Si Bahlul bertanya dengan mimik tidak puas melihat kebahagiaan yang terpancar di mata si Ikhlas. “Meneladani Rasulullah SAW bagaimana, Ikhlas!?”
“Ya meneladani. Kau tau ‘kan, setelah Siti Khadijah wafat, Rasulullah SAW menikah dengan siapa? Siti ‘Aisyah ‘kan? Nah, artinya Siti ‘Aisyah lah yang menjadi istri pertama Rasulullah SAW setelah wafatnya Siti Khadijah. Setelah itu Rasulullah SAW menikah lagi dengan Hafsah binti Umar bin Khattab r.a., janda almarhum sahabatnya yang gugur dalam Perang Uhud, yang usianya lebih tua 6 tahun daripada ‘Aisyah. Setelah itu, Rasulullah SAW menikah lagi dengan Zainab binti Khuzaimah r.a yang juga janda almarhum sahabatnya yang juga gugur dalam Perang Uhud, yang usianya 17 tahun lebih tua daripada ‘Aisyah r.a. Setelah itu Rasulullah SAW menikah lagi dengan Zaynab binti Jahsy, janda almarhum sahabatnya Zaid bin Haritsah yang juga gugur di medan perang.
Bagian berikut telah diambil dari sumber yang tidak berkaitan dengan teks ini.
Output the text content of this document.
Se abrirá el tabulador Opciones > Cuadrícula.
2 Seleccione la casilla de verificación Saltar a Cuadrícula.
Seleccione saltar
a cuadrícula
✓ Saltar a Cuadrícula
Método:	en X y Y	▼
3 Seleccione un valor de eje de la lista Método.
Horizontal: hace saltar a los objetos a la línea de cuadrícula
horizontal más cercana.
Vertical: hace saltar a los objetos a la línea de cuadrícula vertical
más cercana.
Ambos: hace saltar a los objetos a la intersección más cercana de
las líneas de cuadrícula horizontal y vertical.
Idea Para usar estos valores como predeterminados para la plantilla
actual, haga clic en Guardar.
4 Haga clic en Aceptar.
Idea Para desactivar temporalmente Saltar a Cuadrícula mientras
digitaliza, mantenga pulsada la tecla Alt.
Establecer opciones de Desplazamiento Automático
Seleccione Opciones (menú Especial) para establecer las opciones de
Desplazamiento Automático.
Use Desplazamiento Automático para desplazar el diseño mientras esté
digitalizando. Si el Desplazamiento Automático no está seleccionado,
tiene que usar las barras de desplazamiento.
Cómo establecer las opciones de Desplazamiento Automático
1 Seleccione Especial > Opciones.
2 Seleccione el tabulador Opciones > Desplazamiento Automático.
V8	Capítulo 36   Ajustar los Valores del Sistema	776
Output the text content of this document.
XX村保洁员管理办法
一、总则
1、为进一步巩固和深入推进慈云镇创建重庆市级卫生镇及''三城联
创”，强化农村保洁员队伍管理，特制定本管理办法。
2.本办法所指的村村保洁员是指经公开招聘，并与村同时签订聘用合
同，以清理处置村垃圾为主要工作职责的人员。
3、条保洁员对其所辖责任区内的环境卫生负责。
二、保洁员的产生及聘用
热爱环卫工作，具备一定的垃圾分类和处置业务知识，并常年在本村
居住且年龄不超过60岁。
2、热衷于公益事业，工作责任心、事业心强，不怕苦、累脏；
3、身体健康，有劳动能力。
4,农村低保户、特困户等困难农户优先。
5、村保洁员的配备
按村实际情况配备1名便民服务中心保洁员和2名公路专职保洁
Usianya bahkan lebih tua 22 tahun daripada ‘Aisyah.”, si Ikhlas menghentikan penjelasannya sejenak untuk menyeruput secangkir teh.
“Nah, artinya aku meneladani cara poligami Rasulullah SAW. Semua istri yang dinikahi oleh Rasulullah SAW ‘kan selalu lebih tua daripada Siti ‘Aisyah r.a., bahkan istrinya yang bernama Zaynab binti Jahsy itu usianya 22 tahun labih tua daripada Siti ‘Aisyah. Ditambah lagi, hanya Siti ‘Aisyah r.a sajalah yang dinikahi oleh Rasulullah SAW dalam keadaan masih gadis dan juga yang paling muda. Kau tau kan, istri-istri Rasulullah SAW yang kedua dan seterusnya ketika dinikahi adalah dalam status janda dan juga jauh lebih tua. ‘Kan sama dengan diriku, satu-satunya istriku yang berstatus gadis waktu aku nikahi hanya istri pertamaku. Istri kedua sampai keempatku semuanya adalah janda mendiang sahabatku dan semuanya juga jauh lebih tua daripada istri pertamaku dan bahkan juga dari diriku sendiri.”, si Ikhlas mengakhiri penjelasannya.
Si Bahlul tampak manggut-manggut dengan mimik aneh. “Memang begitu ya poligaminya Rasulullah SAW?”, tanyanya.
“Iya. ‘Kan sudah diterangkan dalam banyak hadits shahih. Bagaimana sih kau ini, Bahlul. Katanya kau berpoligami karena meneladani Rasul? Kok kau tidak tahu kalau poligami yang dijalani oleh Rasulullah SAW itu yang seperti itu, bukan yang seperti kau jalani itu!?”, jawab si Ikhlas.
Si Bahlul tampak bangkit dari duduknya dengan kesal. “Ah! Kalau model poligami macam begitu, mana ada yang mau. Yang ada stress nanti jadinya. Orang maunya senang, malah susah. Menikah lagi kok sama nenek-nenek. Aduuhhh!!! Lebih baik aku tidak poligami! Tak mau aku kalau model poligami macam begitu!”, ujar si Bahlul dengan kesal.
“Lha katanya kau berpoligami untuk meneladani Rasulullah SAW. Kalau model poligami Rasulullah SAW 'kan memang seperti itu. Bukan cari gadis lagi yang lebih muda dan lebih cantik buat dinikahi.”, si Ikhlas berkata lagi dengan tenang.
Si Bahlul tambah mencak-mencak. “Tidak! Dalam kamusku, tak ada itu model poligami kayak gitu.”, teriak si Bahlul.
“Lha kalau kau tidak mau dengan model poligami seperti yang dicontohkan oleh Rasulullah SAW itu, lantas kau ini mencontoh siapa, Lul? Seperti kau itu ya, siapa yang kau teladani dalam berpoligami? Rasulullah SAW mencontohkannya tidak seperti poligami yang kau jalani itu. Aku tanya sekali lagi, kau ini mencontoh siapa, Bahlul?”, tukas si Ikhlas dengan nada tegas.
Si Bahlul tidak merespon sama sekali. Ia hanya diam saja dengan mimiknya yang tampak aneh.